Über die Entstehung von Institutionen und ihre Bedeutung für die Demokratie
Bereits seit 1969 wird der Alfred-Nobel-Gedächtnispreis für Wirtschaftswissenschaften jedes Jahr am 10. Dezember verliehen. Diese allgemein als Wirtschaftsnobelpreis betitelte Auszeichnung wird in diesem Jahr somit zum 55. Mal vergeben.
Nur drei Frauen erhielten seit 1969 den Wirtschaftsnobelpreis
Bisher wurden die Forschungen von 96 Personen mit diesem Preis ausgezeichnet, nur drei waren Preisträgerinnen: Elinor Ostrom erhielt 2009 als erste Frau diese Auszeichnung für ihre Analyse ökonomischen Handelns im Bereich Gemeinschaftsgüter zusammen mit Oliver E. Williamson, der für seine Analyse ökonomischen Handelns im firmeninternen Bereich ausgezeichnet wurde. Zehn Jahre später bekam Esther Duflo gemeinsam mit Abhijit Banerjee und Michael Kremer den Wirtschaftsnobelpreis 2019 für ihren experimentellen Ansatz zur Bekämpfung der weltweiten Armut. 2023 ging dieser renommierte Preis an die Harvard-Professorin Claudia Goldin, die für die Aufdeckung der wichtigsten Ursachen für geschlechtsspezifische Unterschiede auf dem Arbeitsmarkt ausgezeichnet wurde.

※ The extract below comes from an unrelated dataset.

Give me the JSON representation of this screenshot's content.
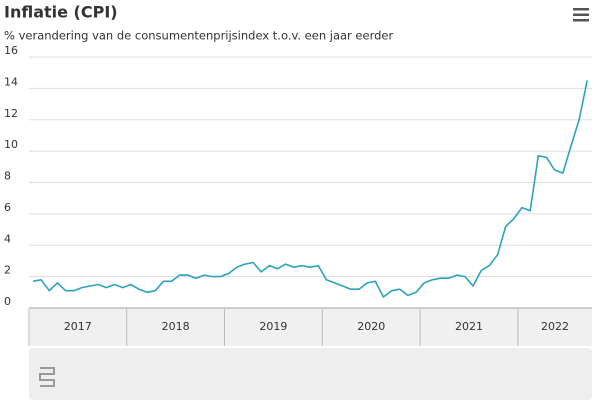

Ein Mal ging der Wirtschaftsnobelpreis nach Deutschland
Vor 30 Jahren ging der Preis zum bisher einzigen Mal nach Deutschland, als Reinhard Selten 1994 zusammen mit John Nash und John Harsanyi den Alfred-Nobel-Gedächtnispreis für Wirtschaftswissenschaften für die gemeinsamen Leistungen auf dem Gebiet der Spieltheorie erhielt.

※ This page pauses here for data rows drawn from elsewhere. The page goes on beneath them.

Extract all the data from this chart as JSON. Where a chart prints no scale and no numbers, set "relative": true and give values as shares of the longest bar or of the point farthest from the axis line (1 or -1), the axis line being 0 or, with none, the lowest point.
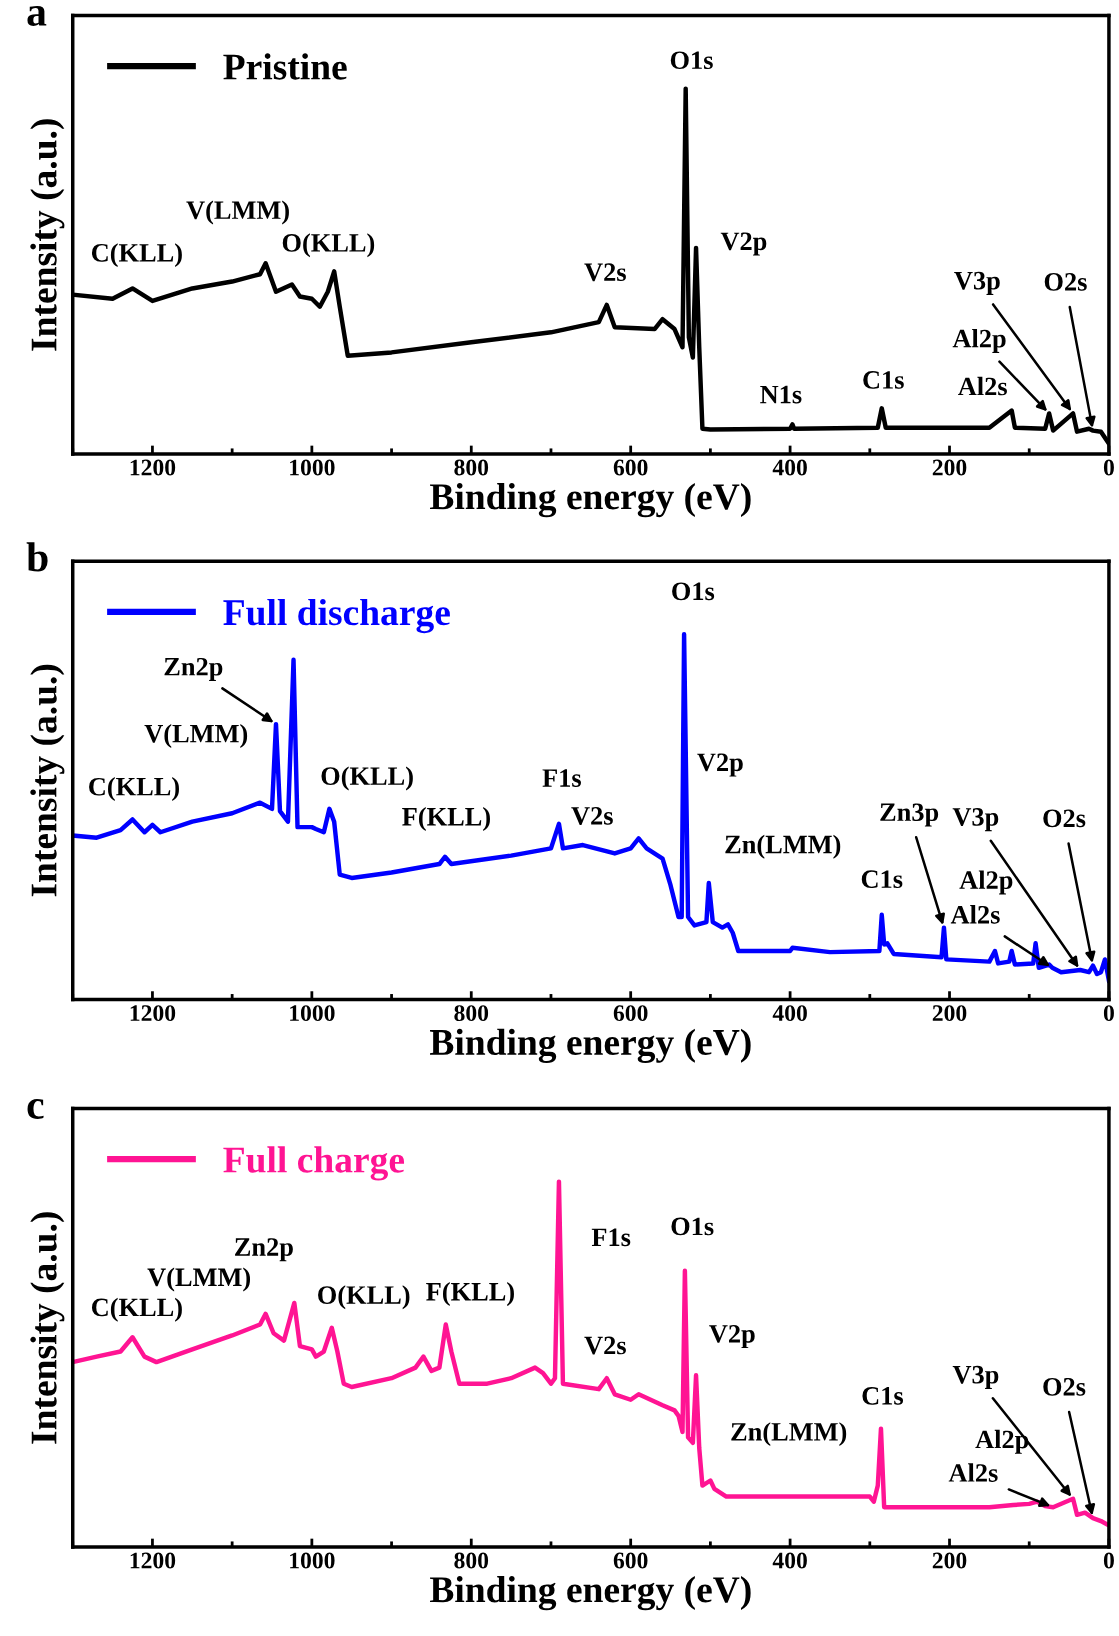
{
  "chart_data": [
    {
      "type": "line",
      "title": "a",
      "relative": true,
      "xlabel": "Binding energy (eV)",
      "ylabel": "Intensity (a.u.)",
      "xlim": [
        1300,
        0
      ],
      "xticks": [
        1200,
        1000,
        800,
        600,
        400,
        200,
        0
      ],
      "legend": "top left",
      "grid": false,
      "series": [
        {
          "name": "Pristine",
          "color": "#000000",
          "x": [
            1300,
            1250,
            1225,
            1200,
            1150,
            1100,
            1065,
            1058,
            1045,
            1025,
            1015,
            1000,
            990,
            980,
            972,
            965,
            955,
            900,
            800,
            700,
            640,
            630,
            620,
            570,
            560,
            545,
            535,
            531,
            527,
            522,
            518,
            514,
            510,
            500,
            400,
            397,
            395,
            290,
            285,
            280,
            150,
            122,
            118,
            80,
            75,
            70,
            45,
            40,
            25,
            20,
            10,
            0
          ],
          "values": [
            0.436,
            0.425,
            0.453,
            0.419,
            0.453,
            0.472,
            0.492,
            0.522,
            0.444,
            0.464,
            0.431,
            0.425,
            0.403,
            0.444,
            0.5,
            0.403,
            0.269,
            0.278,
            0.306,
            0.333,
            0.361,
            0.408,
            0.347,
            0.342,
            0.369,
            0.342,
            0.292,
            1.0,
            0.319,
            0.264,
            0.564,
            0.292,
            0.069,
            0.067,
            0.069,
            0.081,
            0.069,
            0.072,
            0.125,
            0.072,
            0.072,
            0.119,
            0.072,
            0.069,
            0.111,
            0.064,
            0.111,
            0.061,
            0.069,
            0.064,
            0.061,
            0.028
          ]
        }
      ],
      "annotations": [
        {
          "text": "C(KLL)",
          "x": 1225,
          "y": 0.453
        },
        {
          "text": "V(LMM)",
          "x": 1058,
          "y": 0.522
        },
        {
          "text": "O(KLL)",
          "x": 972,
          "y": 0.5
        },
        {
          "text": "V2s",
          "x": 630,
          "y": 0.408
        },
        {
          "text": "O1s",
          "x": 531,
          "y": 1.0
        },
        {
          "text": "V2p",
          "x": 518,
          "y": 0.564
        },
        {
          "text": "N1s",
          "x": 397,
          "y": 0.081
        },
        {
          "text": "C1s",
          "x": 285,
          "y": 0.125
        },
        {
          "text": "Al2s",
          "x": 122,
          "y": 0.119
        },
        {
          "text": "Al2p",
          "x": 75,
          "y": 0.111
        },
        {
          "text": "V3p",
          "x": 45,
          "y": 0.111
        },
        {
          "text": "O2s",
          "x": 20,
          "y": 0.064
        }
      ]
    },
    {
      "type": "line",
      "title": "b",
      "relative": true,
      "xlabel": "Binding energy (eV)",
      "ylabel": "Intensity (a.u.)",
      "xlim": [
        1300,
        0
      ],
      "xticks": [
        1200,
        1000,
        800,
        600,
        400,
        200,
        0
      ],
      "legend": "top left",
      "grid": false,
      "series": [
        {
          "name": "Full discharge",
          "color": "#0000ff",
          "x": [
            1300,
            1270,
            1240,
            1225,
            1210,
            1200,
            1190,
            1150,
            1100,
            1065,
            1050,
            1045,
            1040,
            1030,
            1023,
            1018,
            1000,
            995,
            985,
            978,
            972,
            965,
            950,
            900,
            840,
            833,
            825,
            750,
            700,
            690,
            685,
            660,
            620,
            600,
            590,
            580,
            560,
            550,
            540,
            536,
            533,
            528,
            520,
            505,
            502,
            497,
            485,
            478,
            472,
            465,
            400,
            397,
            350,
            288,
            285,
            282,
            278,
            270,
            210,
            207,
            204,
            150,
            143,
            139,
            125,
            122,
            118,
            95,
            92,
            88,
            75,
            71,
            60,
            36,
            25,
            20,
            15,
            10,
            5,
            0
          ],
          "values": [
            0.449,
            0.443,
            0.464,
            0.493,
            0.458,
            0.478,
            0.458,
            0.487,
            0.51,
            0.539,
            0.522,
            0.754,
            0.516,
            0.487,
            0.93,
            0.472,
            0.472,
            0.467,
            0.458,
            0.522,
            0.487,
            0.342,
            0.333,
            0.348,
            0.371,
            0.391,
            0.371,
            0.394,
            0.414,
            0.481,
            0.414,
            0.423,
            0.4,
            0.414,
            0.441,
            0.414,
            0.386,
            0.313,
            0.226,
            0.226,
            1.0,
            0.226,
            0.203,
            0.212,
            0.319,
            0.212,
            0.197,
            0.206,
            0.183,
            0.133,
            0.133,
            0.142,
            0.13,
            0.133,
            0.232,
            0.151,
            0.154,
            0.125,
            0.116,
            0.197,
            0.11,
            0.104,
            0.133,
            0.099,
            0.104,
            0.133,
            0.096,
            0.099,
            0.154,
            0.087,
            0.096,
            0.087,
            0.075,
            0.081,
            0.075,
            0.093,
            0.07,
            0.075,
            0.11,
            0.052
          ]
        }
      ],
      "annotations": [
        {
          "text": "C(KLL)",
          "x": 1225,
          "y": 0.493
        },
        {
          "text": "V(LMM)",
          "x": 1065,
          "y": 0.539
        },
        {
          "text": "Zn2p",
          "x": 1045,
          "y": 0.754
        },
        {
          "text": "O(KLL)",
          "x": 978,
          "y": 0.522
        },
        {
          "text": "F(KLL)",
          "x": 833,
          "y": 0.391
        },
        {
          "text": "F1s",
          "x": 690,
          "y": 0.481
        },
        {
          "text": "V2s",
          "x": 590,
          "y": 0.441
        },
        {
          "text": "O1s",
          "x": 533,
          "y": 1.0
        },
        "V2p",
        {
          "text": "Zn(LMM)",
          "x": 502,
          "y": 0.319
        },
        {
          "text": "C1s",
          "x": 285,
          "y": 0.232
        },
        {
          "text": "Zn3p",
          "x": 207,
          "y": 0.197
        },
        {
          "text": "Al2p",
          "x": 92,
          "y": 0.154
        },
        {
          "text": "Al2s",
          "x": 71,
          "y": 0.087
        },
        {
          "text": "V3p",
          "x": 36,
          "y": 0.081
        },
        {
          "text": "O2s",
          "x": 20,
          "y": 0.093
        }
      ]
    },
    {
      "type": "line",
      "title": "c",
      "relative": true,
      "xlabel": "Binding energy (eV)",
      "ylabel": "Intensity (a.u.)",
      "xlim": [
        1300,
        0
      ],
      "xticks": [
        1200,
        1000,
        800,
        600,
        400,
        200,
        0
      ],
      "legend": "top left",
      "grid": false,
      "series": [
        {
          "name": "Full charge",
          "color": "#ff1493",
          "x": [
            1300,
            1270,
            1240,
            1225,
            1210,
            1195,
            1150,
            1100,
            1065,
            1058,
            1048,
            1035,
            1022,
            1015,
            1000,
            995,
            985,
            975,
            968,
            960,
            950,
            900,
            870,
            860,
            850,
            840,
            832,
            825,
            815,
            780,
            750,
            720,
            710,
            700,
            695,
            690,
            685,
            640,
            630,
            620,
            600,
            590,
            560,
            545,
            540,
            535,
            532,
            528,
            522,
            518,
            514,
            510,
            500,
            495,
            480,
            400,
            300,
            295,
            290,
            286,
            282,
            250,
            150,
            120,
            100,
            90,
            80,
            70,
            45,
            40,
            30,
            20,
            10,
            0
          ],
          "values": [
            0.506,
            0.521,
            0.535,
            0.574,
            0.521,
            0.506,
            0.541,
            0.579,
            0.609,
            0.638,
            0.585,
            0.565,
            0.668,
            0.55,
            0.541,
            0.521,
            0.535,
            0.6,
            0.535,
            0.447,
            0.438,
            0.462,
            0.491,
            0.521,
            0.482,
            0.491,
            0.609,
            0.535,
            0.447,
            0.447,
            0.462,
            0.491,
            0.476,
            0.447,
            0.462,
            1.0,
            0.447,
            0.432,
            0.462,
            0.418,
            0.403,
            0.418,
            0.388,
            0.374,
            0.359,
            0.315,
            0.756,
            0.3,
            0.285,
            0.47,
            0.271,
            0.168,
            0.182,
            0.159,
            0.138,
            0.138,
            0.138,
            0.124,
            0.168,
            0.324,
            0.109,
            0.109,
            0.109,
            0.115,
            0.118,
            0.124,
            0.112,
            0.109,
            0.132,
            0.088,
            0.094,
            0.079,
            0.071,
            0.059
          ]
        }
      ],
      "annotations": [
        {
          "text": "C(KLL)",
          "x": 1225,
          "y": 0.574
        },
        {
          "text": "V(LMM)",
          "x": 1065,
          "y": 0.609
        },
        {
          "text": "Zn2p",
          "x": 1022,
          "y": 0.668
        },
        {
          "text": "O(KLL)",
          "x": 975,
          "y": 0.6
        },
        {
          "text": "F(KLL)",
          "x": 832,
          "y": 0.609
        },
        {
          "text": "F1s",
          "x": 690,
          "y": 1.0
        },
        {
          "text": "V2s",
          "x": 630,
          "y": 0.462
        },
        {
          "text": "O1s",
          "x": 532,
          "y": 0.756
        },
        {
          "text": "V2p",
          "x": 518,
          "y": 0.47
        },
        {
          "text": "Zn(LMM)",
          "x": 500,
          "y": 0.182
        },
        {
          "text": "C1s",
          "x": 286,
          "y": 0.324
        },
        "Al2p",
        {
          "text": "Al2s",
          "x": 70,
          "y": 0.109
        },
        {
          "text": "V3p",
          "x": 45,
          "y": 0.132
        },
        {
          "text": "O2s",
          "x": 20,
          "y": 0.079
        }
      ]
    }
  ]
}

Der aktuelle Wirtschaftsnobelpreis wird in diesem Jahr an Daron Acemoğlu, Simon Johnson sowie James A. Robinson verliehen, für ihre Studien über soziale Institutionen und deren Wirkung auf den Wohlstand.
Daron Acemoğlu (Illustration Niklas Elmehed © Nobel Prize Outreach)James Alan Robinson (Illustration Niklas Elmehed © Nobel Prize Outreach)

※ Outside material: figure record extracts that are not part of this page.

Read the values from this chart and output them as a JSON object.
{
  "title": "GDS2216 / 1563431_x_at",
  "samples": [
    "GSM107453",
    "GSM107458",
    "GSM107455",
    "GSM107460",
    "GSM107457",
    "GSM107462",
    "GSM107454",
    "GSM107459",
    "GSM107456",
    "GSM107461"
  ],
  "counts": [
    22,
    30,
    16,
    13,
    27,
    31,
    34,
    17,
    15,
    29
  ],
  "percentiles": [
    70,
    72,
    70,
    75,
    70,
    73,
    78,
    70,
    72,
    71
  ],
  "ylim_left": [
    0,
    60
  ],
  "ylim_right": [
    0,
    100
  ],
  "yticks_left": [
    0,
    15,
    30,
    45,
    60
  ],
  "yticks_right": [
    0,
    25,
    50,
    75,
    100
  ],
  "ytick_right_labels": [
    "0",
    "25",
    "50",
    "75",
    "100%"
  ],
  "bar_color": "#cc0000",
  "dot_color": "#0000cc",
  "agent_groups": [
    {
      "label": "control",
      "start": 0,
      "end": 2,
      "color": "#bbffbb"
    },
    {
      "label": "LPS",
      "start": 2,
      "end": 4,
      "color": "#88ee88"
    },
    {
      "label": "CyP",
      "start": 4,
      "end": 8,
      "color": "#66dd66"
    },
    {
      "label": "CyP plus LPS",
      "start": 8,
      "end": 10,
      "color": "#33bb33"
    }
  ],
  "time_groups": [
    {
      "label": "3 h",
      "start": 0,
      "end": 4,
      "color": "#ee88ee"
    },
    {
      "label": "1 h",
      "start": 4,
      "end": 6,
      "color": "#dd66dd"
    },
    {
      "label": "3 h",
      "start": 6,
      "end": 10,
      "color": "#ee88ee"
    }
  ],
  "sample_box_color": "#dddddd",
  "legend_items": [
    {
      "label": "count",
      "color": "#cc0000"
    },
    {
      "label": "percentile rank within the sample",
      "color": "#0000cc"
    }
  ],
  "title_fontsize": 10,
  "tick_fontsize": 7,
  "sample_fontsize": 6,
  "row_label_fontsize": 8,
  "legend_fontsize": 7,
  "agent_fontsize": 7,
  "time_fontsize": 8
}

Simon Johnson (Illustration Niklas Elmehed © Nobel Prize Outreach)
Laut der Königlich Schwedischen Akademie der Wissenschaften haben die drei Forscher gezeigt, dass eine Erklärung für Wohlstandsunterschiede zwischen Ländern in der Art der sozialen Institutionen liegt, die beispielsweise bei der Kolonialisierung der Länder eingeführt wurden. Acemoğlu, Johnson und Robinson haben dazu Gesellschaften betrachtet, die früher von Europäern kolonialisiert wurden und deren Institutionen sich durch die Kolonialisierung auf unterschiedliche Weise veränderten.
Theorie zur Ursache für Wohlstandsunterschiede
In der schon 2004 veröffentlichten Studie „Institutions as the Fundamental Cause of Long-Run Growth“ stellten die drei Ökonomen nicht nur die Theorie auf, dass die Ursache für die gravierenden Wohlstandsunterschiede zwischen den 20 Prozent reichsten Ländern und den ärmsten Ländern der Welt in politischen, kulturellen oder regionalen Rahmbedingungen liegen, sondern dass es auch darauf ankommt, ob die Institutionen inklusiv oder extraktiv im ökonomischen Sinne arbeiten.
Reversal of fortune (Illustration © Johan Jarnestad/The Royal Swedish Academy of Sciences)
In einigen Teilen der Welt bestand demnach das Ziel der Kolonialisierung darin, die indigene Bevölkerung auszubeuten und natürliche Ressourcen zum eigenen Vorteil zu gewinnen. In anderen Fällen wurden integrative politische und wirtschaftliche Systeme zum langfristigen Nutzen europäischer Auswanderer gestaltet.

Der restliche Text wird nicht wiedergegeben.